IndyCar has its annual stop at Mid-Ohio in the books. Although the battle up front was rather uneventful, there was a wealth of passing throughout the field – a good number by Mid-Ohio standards. Some notes from the day's action:
A FAIR RACE BY MID-OHIO STANDARDS – With passing throughout the field, and a relatively eventful first half of the 85-lap Honda Indy 200 at the Mid-Ohio Sports Car Course, the race was far from the drudgery in years past where nary a move happened and the only action was in the pits. The DW12 was fairly racy, but didn't quite stack up for as good a race as Barber.
The quality of the Barber race was enhanced by a wider gap between the two Firestone compounds, the primary blacks and alternate reds, than it seemed to appear at Mid-Ohio. Additionally, the passing at Barber was purer than at Mid-Ohio, as Barber didn't have push-to-pass on offer whereas Mid-Ohio did. Like at Toronto, push-to-pass was present but not one of the main talking points, as it had been at Edmonton.
Either way, for as close as Scott Dixon and Will Power were all race, they needed to stay inch perfect for the duration, and that they did – with Dixon's TCGR pit crew making the difference at day's end.
THE FRENCH CONNECTION – Top rivals to the Penske/Ganassi juggernaut this weekend came from the series' two Frenchmen, Simon Pagenaud and Sebastien Bourdais, at Schmidt Hamilton Motorsports and TrueCar Dragon Racing, respectively.
Bourdais, who was frustrated at not making the Firestone Fast Six on Saturday, employed a bit of reverse psychology where he wound up passing people early in the race after saying Saturday it would be difficult to pass. Moves on Ryan Hunter-Reay and Josef Newgarden in his first stint brought him to fifth, and he exited both of his pit stops from third.
It was Pagenaud that did the business later in the race, as Bourdais ran wide at Turn 4 and Pagenaud made it through to capture third place. Had Bourdais stayed P3 he would have been the 16th different podium finisher this year; as it is, he's the 20th different driver with a top-five (those who don't of the full-timers: Rubens Barrichello, James Jakes, Ed Carpenter, Simona de Silvestro and Josef Newgarden).
“There was a lot of fuel saving, but we're pulling it off,” Bourdais said. “I think we could have dared it a little bit more. Both times we could have made it a lot further, and I think that would have been the hot ticket. But, you don't want to be the last one out there if they pull out the yellow and close the pits for any reason. We needed the points finish. As much as I wanted to be on the podium, we will take P4 any day."
Pagenaud's podium was his third of the year, and all, coincidentally, have come in races where he had prior American Le Mans Series race experience (Long Beach, Detroit).

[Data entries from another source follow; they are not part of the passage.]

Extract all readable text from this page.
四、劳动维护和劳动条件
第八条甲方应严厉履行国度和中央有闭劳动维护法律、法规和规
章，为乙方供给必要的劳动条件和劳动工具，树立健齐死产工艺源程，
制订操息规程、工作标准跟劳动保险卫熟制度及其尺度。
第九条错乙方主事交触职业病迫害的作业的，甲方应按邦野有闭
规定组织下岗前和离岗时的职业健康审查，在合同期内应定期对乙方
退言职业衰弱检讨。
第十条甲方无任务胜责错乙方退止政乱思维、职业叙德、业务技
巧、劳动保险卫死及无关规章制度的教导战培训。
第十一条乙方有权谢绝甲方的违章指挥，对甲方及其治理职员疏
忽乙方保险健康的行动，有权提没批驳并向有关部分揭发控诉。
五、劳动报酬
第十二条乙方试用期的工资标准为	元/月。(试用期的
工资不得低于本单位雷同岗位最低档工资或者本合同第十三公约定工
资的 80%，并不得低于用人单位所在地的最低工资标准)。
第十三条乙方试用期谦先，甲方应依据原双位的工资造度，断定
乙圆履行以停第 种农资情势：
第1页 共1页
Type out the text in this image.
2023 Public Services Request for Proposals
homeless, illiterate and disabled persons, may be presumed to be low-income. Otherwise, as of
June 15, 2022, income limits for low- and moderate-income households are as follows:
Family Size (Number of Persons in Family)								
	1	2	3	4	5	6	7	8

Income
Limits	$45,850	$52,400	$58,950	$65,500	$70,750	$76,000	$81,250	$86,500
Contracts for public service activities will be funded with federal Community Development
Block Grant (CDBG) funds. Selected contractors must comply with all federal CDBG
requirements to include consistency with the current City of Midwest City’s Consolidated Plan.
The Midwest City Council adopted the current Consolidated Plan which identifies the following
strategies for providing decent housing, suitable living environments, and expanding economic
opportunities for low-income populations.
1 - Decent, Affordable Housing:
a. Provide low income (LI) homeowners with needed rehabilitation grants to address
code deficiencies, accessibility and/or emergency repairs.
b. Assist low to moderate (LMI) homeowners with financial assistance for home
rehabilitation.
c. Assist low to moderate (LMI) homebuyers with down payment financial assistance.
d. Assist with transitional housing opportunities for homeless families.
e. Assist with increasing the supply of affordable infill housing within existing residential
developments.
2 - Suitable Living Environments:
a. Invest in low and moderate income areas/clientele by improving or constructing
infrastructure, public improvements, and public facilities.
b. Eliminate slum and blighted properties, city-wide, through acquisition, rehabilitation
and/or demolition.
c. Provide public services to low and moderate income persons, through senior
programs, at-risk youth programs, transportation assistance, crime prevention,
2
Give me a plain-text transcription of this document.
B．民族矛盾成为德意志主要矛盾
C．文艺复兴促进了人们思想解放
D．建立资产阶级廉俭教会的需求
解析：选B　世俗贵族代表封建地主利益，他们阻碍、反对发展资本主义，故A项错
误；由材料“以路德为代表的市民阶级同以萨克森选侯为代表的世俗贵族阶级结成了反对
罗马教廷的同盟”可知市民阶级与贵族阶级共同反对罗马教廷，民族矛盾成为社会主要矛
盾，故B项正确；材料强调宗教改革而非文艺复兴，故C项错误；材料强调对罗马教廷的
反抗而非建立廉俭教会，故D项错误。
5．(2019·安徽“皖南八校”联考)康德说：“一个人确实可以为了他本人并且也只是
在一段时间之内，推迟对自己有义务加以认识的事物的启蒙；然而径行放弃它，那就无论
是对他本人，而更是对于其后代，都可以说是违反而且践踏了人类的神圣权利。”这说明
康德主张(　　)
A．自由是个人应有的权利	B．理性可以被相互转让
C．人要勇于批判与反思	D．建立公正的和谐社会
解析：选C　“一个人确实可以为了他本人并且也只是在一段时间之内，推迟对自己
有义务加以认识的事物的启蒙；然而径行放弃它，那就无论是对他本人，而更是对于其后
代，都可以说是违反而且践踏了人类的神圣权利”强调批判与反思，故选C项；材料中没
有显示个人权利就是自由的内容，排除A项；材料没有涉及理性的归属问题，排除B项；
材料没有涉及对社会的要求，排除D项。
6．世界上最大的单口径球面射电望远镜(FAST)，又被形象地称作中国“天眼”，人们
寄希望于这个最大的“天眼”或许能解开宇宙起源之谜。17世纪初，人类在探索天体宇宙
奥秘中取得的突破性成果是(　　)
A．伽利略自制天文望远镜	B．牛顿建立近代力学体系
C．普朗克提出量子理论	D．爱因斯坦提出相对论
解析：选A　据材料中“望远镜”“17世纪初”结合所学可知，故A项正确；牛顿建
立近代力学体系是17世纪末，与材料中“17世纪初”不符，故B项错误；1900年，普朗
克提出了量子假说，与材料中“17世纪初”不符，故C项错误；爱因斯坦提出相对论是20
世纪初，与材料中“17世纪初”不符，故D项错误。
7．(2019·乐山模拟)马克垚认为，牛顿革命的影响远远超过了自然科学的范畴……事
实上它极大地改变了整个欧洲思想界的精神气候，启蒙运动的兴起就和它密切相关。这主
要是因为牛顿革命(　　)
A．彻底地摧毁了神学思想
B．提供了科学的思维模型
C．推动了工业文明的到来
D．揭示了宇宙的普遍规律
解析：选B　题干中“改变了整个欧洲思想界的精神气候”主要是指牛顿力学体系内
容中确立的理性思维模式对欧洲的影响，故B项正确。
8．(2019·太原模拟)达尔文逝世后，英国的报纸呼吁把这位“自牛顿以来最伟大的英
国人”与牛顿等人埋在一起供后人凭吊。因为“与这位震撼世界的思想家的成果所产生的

“I didn't think he (Bourdais) would be that close actually on the braking but I went in really deep and he couldn't make it so it was just enough,” Pagenaud said. “We were close on fuel. I was saving heaps of fuel on that last stint to finish the race.”
Either would be a good upset pick on the next two road/street races to record only the second win of the year outside the Penske, Ganassi and Andretti teams.
NO YELLOWS, GOOD! – Perhaps the funniest tweet I saw during the race came from Ross Bynum, an IndyCar contributor for Queers4Gears.com, who opined regarding the lack of yellow flags, “That sound you hear is Dallara ratcheting up spare parts prices due to the lack of racing carnage.”
So much of watching a race with Twitter as a compendium to at-track or TV coverage, plus timing & scoring, largely lends itself to snarky, sarcastic commentary (and yes, I'm very much guilty of that at times – including Sunday). Yet for two races running, the IndyCar drivers have behaved so well and so clean, and it's rather stunning.
Passes were made (mostly) cleanly, while the small handful of off-course excursions ended with saves and recoveries (Justin Wilson restarted on his own after his spin, and Ryan Hunter-Reay avoided getting stuck in the grass at Turn 4) that showcased the professionalism of the drivers to get going without causing a full-course caution.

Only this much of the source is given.